DNC vs. RNC: A tale of two 2012 conventions
OPINION - Republicans and Democrats have wrapped their presidential nominating conventions, and they couldn't have been more different...
Republicans and Democrats have wrapped their presidential nominating conventions, and they couldn’t have been more different.
From the staging to the messaging, and even the entertainment, the Democrats and Republicans put on display two very different visions of America. In fact, the one thing the two confabs had in common was that both were focused squarely on President Barack Obama.
One of the conventions was animated by anti-Obama fervor, and an almost angry rallying cry to turn him out of the White House at all costs. The other was more festive, and the delegates were united around Obama, and his call to keep the country moving forward, even if the pace of change is slower than everyone, including the president and his administration, hoped.
At the Republican National Convention in Tampa, Florida last week, speaker after speaker lambasted the president over the state of the economy and jobs. They excoriated him as unprepared, incapable and clueless when it comes to job creation. They drew roars of approval from the crowd every time they derided the evils of “Obamacare.” There were no specifics as to what Republicans would do differently — pointedly, no mention of vouchers replacing Medicare. And positive statements about their candidate drew only muted applause.
In many ways, Mitt Romney, the Republican nominee, was an afterthought. He was the primary subject of one gauzy video presentation (an actually well crafted piece about his family) and just a handful of speeches — a few by parishioners of his Mormon church, talking about times Romney has helped others, a speech defending Bain Capital, which was at least tangentially about Mitt, and the opening night speech by Romney’s wife Ann, during which she repeatedly lauded “that boy who brought me home from the school dance.”

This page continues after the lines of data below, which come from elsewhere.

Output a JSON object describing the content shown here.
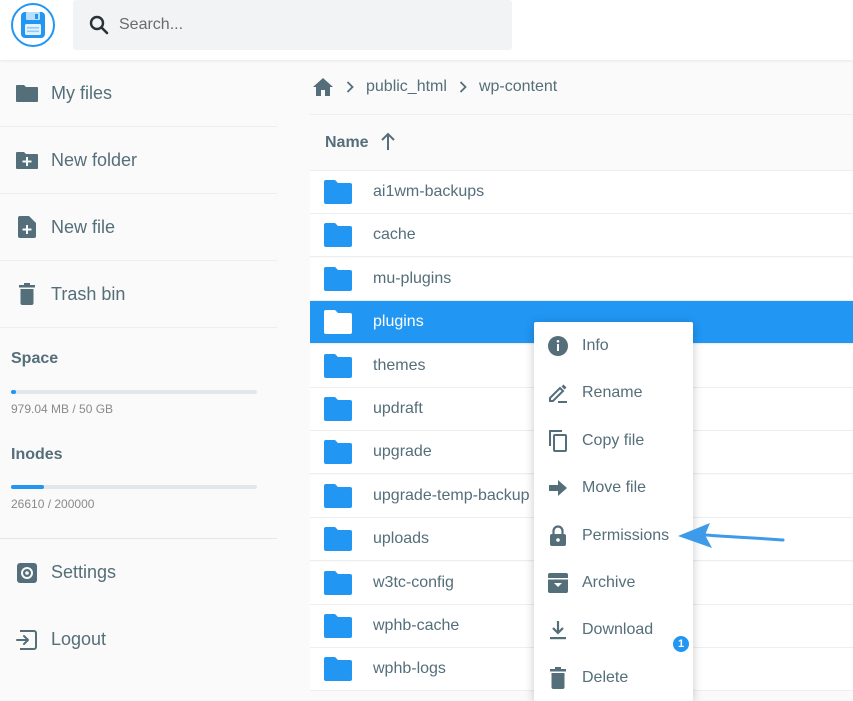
{
  "header": {
    "search_placeholder": "Search..."
  },
  "sidebar": {
    "items": [
      {
        "label": "My files",
        "icon": "folder-icon"
      },
      {
        "label": "New folder",
        "icon": "new-folder-icon"
      },
      {
        "label": "New file",
        "icon": "new-file-icon"
      },
      {
        "label": "Trash bin",
        "icon": "trash-icon"
      }
    ],
    "space": {
      "title": "Space",
      "text": "979.04 MB / 50 GB",
      "fraction": 0.02
    },
    "inodes": {
      "title": "Inodes",
      "text": "26610 / 200000",
      "fraction": 0.133
    },
    "settings_label": "Settings",
    "logout_label": "Logout"
  },
  "breadcrumb": {
    "items": [
      "public_html",
      "wp-content"
    ]
  },
  "list": {
    "header": "Name",
    "sort": "ascending",
    "selected_index": 3,
    "rows": [
      "ai1wm-backups",
      "cache",
      "mu-plugins",
      "plugins",
      "themes",
      "updraft",
      "upgrade",
      "upgrade-temp-backup",
      "uploads",
      "w3tc-config",
      "wphb-cache",
      "wphb-logs"
    ]
  },
  "context_menu": {
    "items": [
      {
        "label": "Info",
        "icon": "info-icon"
      },
      {
        "label": "Rename",
        "icon": "rename-icon"
      },
      {
        "label": "Copy file",
        "icon": "copy-icon"
      },
      {
        "label": "Move file",
        "icon": "move-icon"
      },
      {
        "label": "Permissions",
        "icon": "lock-icon"
      },
      {
        "label": "Archive",
        "icon": "archive-icon"
      },
      {
        "label": "Download",
        "icon": "download-icon"
      },
      {
        "label": "Delete",
        "icon": "delete-icon"
      }
    ]
  },
  "notification_badge": "1",
  "colors": {
    "accent": "#2196f3",
    "text": "#546e7a",
    "folder": "#2196f3"
  }
}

Other than that, Romney was barely mentioned, including most notably, by Tuesday’s closing speaker, New Jersey governor Chris Christie. Even Florida Sen. Marco Rubio’s highly-anticipated speech seemed more like an audition for the 2016 election than a send-up to the current nominee. And of course, there was former Secretary of State Condoleezza Rice, whose speech provided a rare reminder that at one time in history, there existed something called “the Bush administration.”
Overall, the Republican convention, with its almost entirely white, older, more well-heeled crowd, seemed like a three-day journey back in time. There were waves of nostalgia about Ronald Reagan. Large, black and white photos of the Romneys as a young couple in the 1950s served as the backdrop when Ann Romney spoke. Onstage were Olympic athletes from the 1980s, former American Idol contestants from seasons it’s hard to recall, and of course, octogenarian actor Clint Eastwood talking to a chair.
This was your grandfather’s convention, and its message, in essence, was “that guy in the White House is to blame for all of America’s problems, and we don’t like the looks of his America. This country was meant to be ours, not ‘theirs,’ and we’re taking it back.” There was no mention of America’s wars (and pointedly, Romney left the wars and the men and women fighting them, out of his acceptance speech).
Democrats focused on Obama, too, only their message was: “we love this guy.”